# Getting started with Apache Spark

The following sections show how to read a data file into Apache spark and perform basic operations __map__ and __countByValue__.

## 1 Download dataset

The code below downloads a dataset containing movie ratings from [Group Lense](https://grouplens.org/datasets/movielens/100k/) containing 100K movie ratings from MovieLens into our defined data folder. 
- 100,000 ratings
- from 1000 users
- on 1700 movies
- Released 4/1998

In [1]:
import wget
import zipfile
import os

data_url = "http://files.grouplens.org/datasets/movielens/ml-100k.zip"
folder_name = "ml-100k"
file_name_zip = folder_name + ".zip"

In [2]:
if(not os.path.isdir(folder_name)):
    wget.download(data_url, file_name_zip)
    with zipfile.ZipFile(file_name_zip,"r") as zip_ref:
        zip_ref.extractall()

## 2 Create spark context and load file

As a frist step, lets create a spark cluster without nodes for local execution. 

In [38]:
import pyspark
from pyspark import SparkConf, SparkContext
import collections

if(not "sc" in globals()):
    conf = SparkConf().setMaster("local").setAppName("00_Spark_basics")
    sc = SparkContext(conf = conf)

Load the downloaded data file into the created spark context to create a RDD.

In [36]:
lines = sc.textFile(folder_name + "/u.data")
rdd = lines.map(lambda x: x.split())
type(rdd)

pyspark.rdd.PipelinedRDD

The lines below give you a basic overview over the data frame. To do so, the created execution graph has to be computed (in this case using the __collect()__ statement. The code below, defines a print function that will be used throughout this notebook to visualize the operations on the rdd using pandas.

In [39]:
import pandas as pd

def print_rdd_overview(rdd:pyspark.rdd.PipelinedRDD, columns=None, head_size=10):
    return pd.DataFrame(rdd.collect(), columns=columns).head(head_size)
    
print_rdd_overview(rdd, columns=("user id", "item id", "rating", "timestamp"))

Unnamed: 0,user id,item id,rating,timestamp
0,196,242,3,881250949
1,186,302,3,891717742
2,22,377,1,878887116
3,244,51,2,880606923
4,166,346,1,886397596
5,298,474,4,884182806
6,115,265,2,881171488
7,253,465,5,891628467
8,305,451,3,886324817
9,6,86,3,883603013


## 3 Show rating distribution over all ratings

Lets output the rating distribution for the given movie ratings file using __countByValue__.

In [85]:
%matplotlib inline
import matplotlib.pyplot as plt

___NOTE:___ The method __countByValue__ is an action that triggers the execution of the created function graph and returns unique value of a given RDD as a dictionary of (value, count) pairs.

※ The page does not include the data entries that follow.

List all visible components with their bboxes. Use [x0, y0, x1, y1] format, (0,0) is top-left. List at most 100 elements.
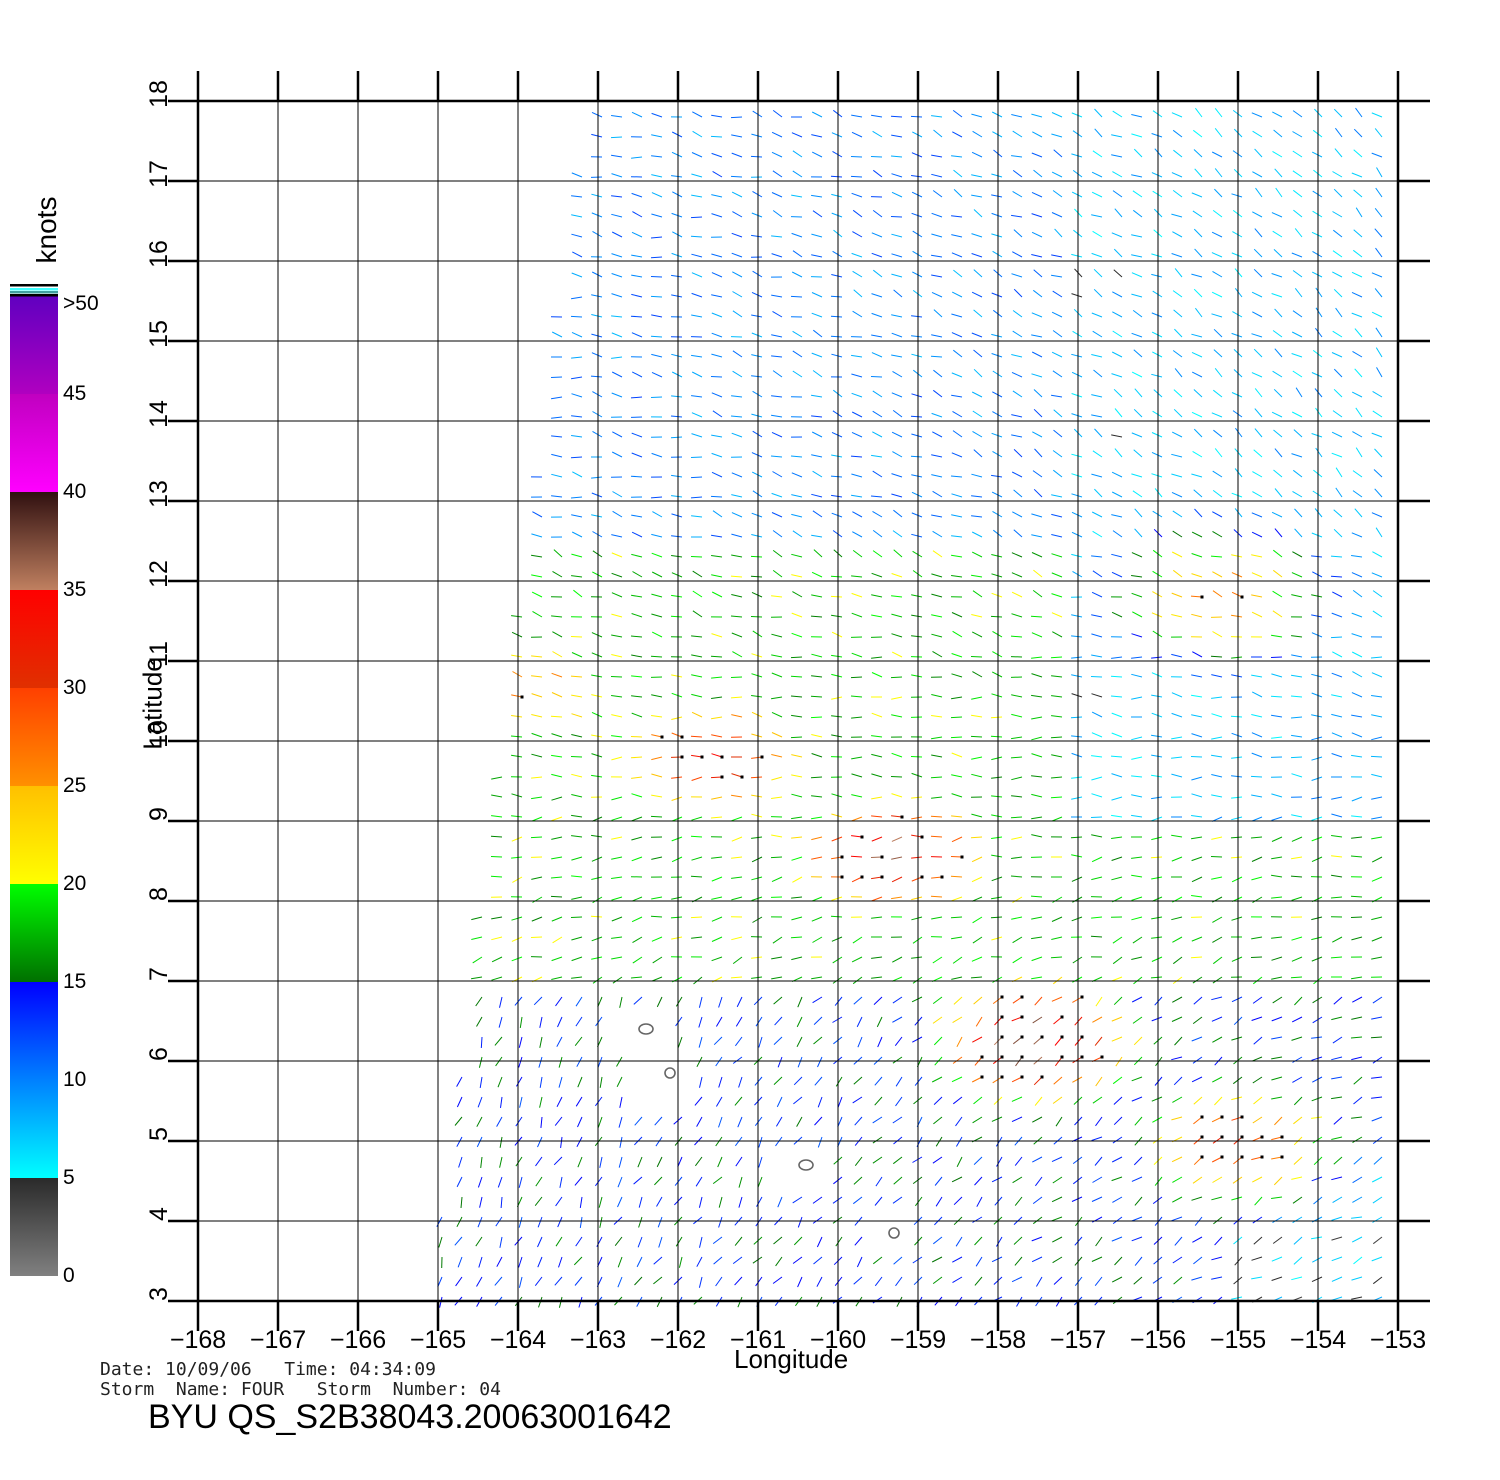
- wind-vector: [591, 212, 603, 218]
- wind-vector: [1090, 935, 1103, 938]
- wind-vector: [671, 474, 683, 478]
- wind-vector: [1114, 448, 1123, 458]
- wind-vector: [930, 355, 943, 358]
- map-grid: [168, 71, 1430, 1331]
- wind-vector: [792, 330, 803, 338]
- wind-vector: [614, 1236, 623, 1247]
- wind-vector: [1131, 814, 1143, 818]
- wind-vector: [817, 1056, 823, 1068]
- wind-vector: [1052, 190, 1063, 198]
- wind-vector: [811, 233, 823, 238]
- wind-vector: [1012, 310, 1023, 318]
- wind-vector: [1112, 956, 1123, 965]
- wind-vector: [992, 391, 1003, 398]
- wind-vector: [1351, 692, 1363, 698]
- wind-vector: [791, 632, 803, 638]
- wind-vector: [711, 574, 723, 578]
- wind-vector: [1071, 413, 1083, 418]
- wind-vector: [711, 676, 723, 679]
- wind-vector: [1350, 916, 1363, 918]
- wind-vector: [1011, 552, 1023, 558]
- wind-vector: [690, 476, 703, 479]
- wind-vector: [711, 734, 723, 738]
- wind-vector: [771, 776, 783, 781]
- wind-vector: [850, 455, 863, 458]
- wind-vector: [991, 233, 1003, 238]
- wind-vector: [1234, 508, 1243, 518]
- wind-vector: [1274, 528, 1283, 538]
- wind-vector: [790, 675, 803, 678]
- wind-vector: [1231, 876, 1243, 883]
- wind-vector: [1331, 713, 1343, 718]
- wind-vector: [671, 131, 683, 138]
- wind-vector: [1112, 291, 1123, 298]
- wind-vector: [1091, 755, 1103, 758]
- wind-vector: [1331, 452, 1343, 458]
- wind-vector: [1111, 351, 1123, 358]
- wind-vector: [791, 194, 803, 198]
- wind-vector: [792, 350, 803, 358]
- wind-vector: [1131, 133, 1143, 138]
- colorbar-tick-label: >50: [63, 292, 99, 315]
- wind-vector: [691, 253, 703, 258]
- wind-vector: [755, 1276, 763, 1287]
- wind-vector: [871, 334, 883, 338]
- wind-vector: [811, 753, 823, 758]
- wind-vector: [1131, 272, 1143, 278]
- wind-vector: [472, 956, 483, 964]
- wind-vector: [791, 754, 803, 758]
- wind-vector: [1271, 1016, 1283, 1022]
- wind-vector: [1091, 252, 1103, 258]
- wind-vector: [1092, 150, 1103, 158]
- wind-vector: [1152, 591, 1163, 598]
- wind-vector: [754, 1116, 763, 1127]
- wind-vector: [956, 1156, 963, 1168]
- wind-vector: [631, 293, 643, 298]
- wind-vector: [1333, 388, 1343, 398]
- y-tick-label: 3: [145, 1287, 173, 1301]
- wind-vector: [951, 836, 963, 843]
- wind-vector: [611, 836, 623, 840]
- wind-vector: [1051, 754, 1063, 758]
- wind-vector: [475, 996, 483, 1007]
- wind-vector: [533, 996, 543, 1006]
- wind-vector: [872, 530, 883, 538]
- wind-vector: [712, 170, 723, 178]
- wind-vector: [572, 251, 583, 258]
- wind-vector: [1052, 330, 1063, 338]
- wind-vector: [618, 1156, 623, 1168]
- wind-vector: [1031, 775, 1043, 778]
- wind-vector: [1270, 695, 1283, 698]
- wind-vector: [1011, 795, 1023, 798]
- wind-vector: [610, 136, 623, 139]
- wind-vector: [751, 291, 763, 298]
- wind-vector: [691, 754, 703, 758]
- wind-vector: [1254, 428, 1263, 438]
- wind-vector: [1031, 632, 1043, 638]
- wind-vector: [851, 131, 863, 138]
- wind-vector: [797, 1056, 803, 1068]
- wind-vector: [1095, 1076, 1103, 1087]
- wind-vector: [1291, 836, 1303, 842]
- wind-vector: [1051, 171, 1063, 178]
- wind-vector: [690, 916, 703, 919]
- wind-vector: [710, 135, 723, 138]
- wind-vector: [972, 130, 983, 138]
- wind-vector: [491, 936, 503, 941]
- wind-vector: [874, 1276, 883, 1287]
- wind-vector: [651, 452, 663, 458]
- wind-vector: [671, 692, 683, 698]
- wind-vector: [771, 876, 783, 883]
- wind-vector: [892, 370, 903, 378]
- wind-vector: [591, 734, 603, 738]
- wind-vector: [1091, 473, 1103, 478]
- wind-vector: [951, 514, 963, 518]
- wind-vector: [874, 1096, 883, 1106]
- wind-vector: [1333, 368, 1343, 378]
- rain-flag: [1000, 1075, 1004, 1079]
- wind-vector: [933, 369, 943, 378]
- wind-vector: [571, 875, 583, 878]
- wind-vector: [735, 1156, 743, 1167]
- wind-vector: [1172, 936, 1183, 943]
- wind-vector: [1231, 392, 1243, 398]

A full list of all triggers for graph execution can be found [here](https://spark.apache.org/docs/latest/rdd-programming-guide.html#actions).

In [88]:
ratings = rdd.map(lambda x: x[2])
movie_ratings = ratings.countByValue()
print(type(movie_ratings))

sorted_ratings = sorted(movie_ratings.items())
pd.DataFrame(sorted_ratings, columns=("star rating", "# of ratings"))

<class 'collections.defaultdict'>


Unnamed: 0,star rating,# of ratings
0,1,6110
1,2,11370
2,3,27145
3,4,34174
4,5,21201


Alternatively we may utilize operations such as __map__, __reduceByKey__ and __sortByKey__ to yield a similar result.

___NOTE:___ In this example, the outcome of operations into movie_ratings still maintains the execution graph until the __collect()__ action is exectued as part of the print_rdd_overview method.

In [93]:
movie_ratings = ratings.map(lambda x: (x,1)) \
                       .reduceByKey(lambda x, y: x + y) \
                       .sortByKey()
print(type(movie_ratings))

df = print_rdd_overview(movie_ratings, columns=("star rating", "# of ratings"))
df

<class 'pyspark.rdd.PipelinedRDD'>


Unnamed: 0,star rating,# of ratings
0,1,6110
1,2,11370
2,3,27145
3,4,34174
4,5,21201


## 4 Which user created most ratings

Let's use the same approach to obtain the number of ratings by user ID.

In [133]:
ratings_by_user = rdd.map(lambda x: (x[0],1)) \
   .reduceByKey(lambda x, y: x + y) \
   .map(lambda x: (x[1], x[0])) \
   .sortByKey(ascending=False)

print_rdd_overview(ratings_by_user, columns=("# of ratings", "user id"), head_size=1)

Unnamed: 0,# of ratings,user id
0,737,405